In Jesus’ unfolding journey, Luke urges Theophilus and us to walk with Jesus
and with the 12/70. His narrative intention is to speak to every generation of
would-be disciples. Like the 12/70 we’re not to withdraw from society but we’re to
walk in it very differently. Like the 12/70, my discipleship can send/has sent me
into unknown territory. Like the 12/70 I can, if I’m not careful, use my theology to
keep doors closed and tables unoccupied, absolutely sure of my privilege and
certain in my judgments. And it is ever so easy for me to stay in the anonymous
crowd safe from real engagement with the issues Jesus calls me to face.
However, in the footsteps of the 12/70, not actually knowing where I’m going, I
can become a low-maintenance member of any household welcoming me,
bringing wellbeing, learning to listen to and aiding those who are weak.
By sending the 12/70 out in pairs, Jesus made sure they learned discipleship and
ministry involves community. By sending them out in pairs, Jesus taught them
they were not alone. Jesus was telling them “You’re going to need each other”.

I’m sure they didn’t always get along. Sometimes teams have a tough time
working together. Sometimes they get stones in their sandals. It seems to me
there was more than one disagreement among the 35 pairs about table manners.
Still, they learned they needed each other. Here’s Luke’s point: discipling is not
an individual endeavor. I need you, we need each other. It seems to me,
kingdom ministry is served by seeing how we can “pair” ourselves with each
other. It also seems to me, in light of their joyful experience, there are few things
more satisfying and life-giving than sharing with others, giving and receiving in
humility, and all the while being united more closely together as a community.
Lastly, Jesus warned the 70 to expect resistance, rejection, danger. Like Luke’s
audiences, we know the reference to lambs and wolves described danger (vs. 3).
The similarities between the Greco-Roman setting and ours are striking. Then as
now, proclamation of kingdom and blessing is for neither “the faint-hearted nor
the impatient” disciple. Now here comes a couple of long sentences. The
intensifying assault on biblical faith/practice in America is prosecuted by a
secularism promoting ethical-moral autonomy, actually insurrection. A
considerable swath of the polarized, political Right and Left, academic, legal,
media and entertainment industries, supported by corporate America, produces,
justifies, spearheads and finances assaulting Biblical truth, attitudes, behaviors,
thoughts and speech. The driving narrative is policed as an extension of “my
lived experience” and “justice”. A Christian’s refusal to affirm the cultural
ideology, what Orwell called “goodthink doublespeak”, is identified as phobia,
bigotry or hate. Like the early Christians, identified disciples will soon find it
difficult to live peaceably within this progressive society, unless, of course, you
shut up.

Know this: the substance of our supposed “intolerance”, like that of the early
Christians, was allegiance to the Lord Jesus, choosing to think and behave with
mercy, holiness, Spirit guided virtues, forgiveness, reconciliation and moral
boundaries. In the troubled waters of America, Christians are increasingly seen
as threats to social stability because we won’t harvest for their lords. So the
Jesus ministry will require more and more alertness, looking intently for anyone
opening a household door. And it seems to me, like the 12/70, believing
communities must begin to find ways to be actively hospitable and grace-filled in
this country. Like the early Christians, being identified as Jesus’ disciple will yield
a far greater harvest because it will come at a far greater cost. Disciples and
would-be disciples would do well to walk the Jesus journey with eyes wide open
looking for, on the one hand, opening doors and on the other expecting rejection.

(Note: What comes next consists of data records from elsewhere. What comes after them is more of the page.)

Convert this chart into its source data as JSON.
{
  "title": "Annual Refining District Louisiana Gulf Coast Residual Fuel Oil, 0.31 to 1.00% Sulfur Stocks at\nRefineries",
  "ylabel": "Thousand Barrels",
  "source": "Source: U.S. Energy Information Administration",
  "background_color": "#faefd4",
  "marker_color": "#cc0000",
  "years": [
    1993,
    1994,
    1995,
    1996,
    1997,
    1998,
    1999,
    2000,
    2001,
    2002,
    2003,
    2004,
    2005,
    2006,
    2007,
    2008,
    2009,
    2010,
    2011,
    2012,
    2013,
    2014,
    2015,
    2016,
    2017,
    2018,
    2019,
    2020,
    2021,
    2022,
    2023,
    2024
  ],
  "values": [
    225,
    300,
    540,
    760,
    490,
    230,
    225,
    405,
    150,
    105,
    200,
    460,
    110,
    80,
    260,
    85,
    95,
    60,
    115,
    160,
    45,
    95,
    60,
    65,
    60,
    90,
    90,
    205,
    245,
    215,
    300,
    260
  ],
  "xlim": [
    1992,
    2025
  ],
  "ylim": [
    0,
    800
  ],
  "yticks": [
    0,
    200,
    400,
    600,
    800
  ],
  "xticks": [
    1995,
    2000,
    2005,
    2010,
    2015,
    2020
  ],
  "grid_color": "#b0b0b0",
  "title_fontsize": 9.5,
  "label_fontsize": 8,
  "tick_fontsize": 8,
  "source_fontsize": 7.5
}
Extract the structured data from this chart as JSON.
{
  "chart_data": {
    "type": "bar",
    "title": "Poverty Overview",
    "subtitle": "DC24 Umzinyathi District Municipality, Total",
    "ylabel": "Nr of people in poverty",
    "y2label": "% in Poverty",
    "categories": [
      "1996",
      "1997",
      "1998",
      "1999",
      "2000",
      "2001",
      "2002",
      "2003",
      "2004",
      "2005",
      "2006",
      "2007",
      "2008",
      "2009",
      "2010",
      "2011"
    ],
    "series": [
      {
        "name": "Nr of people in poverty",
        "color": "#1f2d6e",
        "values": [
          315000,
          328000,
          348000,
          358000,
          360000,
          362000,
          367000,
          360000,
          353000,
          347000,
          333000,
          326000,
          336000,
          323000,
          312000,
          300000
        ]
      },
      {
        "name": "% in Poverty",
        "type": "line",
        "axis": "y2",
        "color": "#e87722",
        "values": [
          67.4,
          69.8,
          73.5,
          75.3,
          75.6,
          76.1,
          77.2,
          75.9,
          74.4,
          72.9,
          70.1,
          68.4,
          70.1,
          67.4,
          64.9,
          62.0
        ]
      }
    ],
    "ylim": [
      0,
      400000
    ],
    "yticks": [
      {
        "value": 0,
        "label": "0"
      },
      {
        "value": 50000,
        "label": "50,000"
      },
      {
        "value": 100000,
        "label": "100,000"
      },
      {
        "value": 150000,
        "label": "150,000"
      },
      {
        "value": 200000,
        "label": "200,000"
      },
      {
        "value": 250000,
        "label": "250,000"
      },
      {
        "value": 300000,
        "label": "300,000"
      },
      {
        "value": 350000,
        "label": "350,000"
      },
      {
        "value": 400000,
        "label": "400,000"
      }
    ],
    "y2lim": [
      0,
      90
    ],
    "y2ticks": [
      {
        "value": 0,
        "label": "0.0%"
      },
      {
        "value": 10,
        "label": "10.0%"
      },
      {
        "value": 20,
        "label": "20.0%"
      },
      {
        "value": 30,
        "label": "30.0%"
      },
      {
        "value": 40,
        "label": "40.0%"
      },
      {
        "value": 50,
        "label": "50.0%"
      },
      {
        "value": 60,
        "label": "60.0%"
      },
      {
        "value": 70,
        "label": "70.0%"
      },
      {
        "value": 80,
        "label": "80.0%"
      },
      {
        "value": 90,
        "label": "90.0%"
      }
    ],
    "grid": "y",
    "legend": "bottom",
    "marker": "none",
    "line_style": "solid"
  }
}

And I’ll close with this exhortation from the Ep. of Jude: “Be merciful to those who
doubt; save others by snatching them from the fire; to others show mercy, mixed
with caution—hating even clothing stained by corrupted flesh (vs. 22-23). In other
words, returning again to vs. 12-15, there is no place in the prophetic harvest of
the kingdom and its shalom for a disciple to be indifferent to the tragedy of divine
judgment about to come down on this world and the world to come. One heart,
one mind, one household at a time. Amen.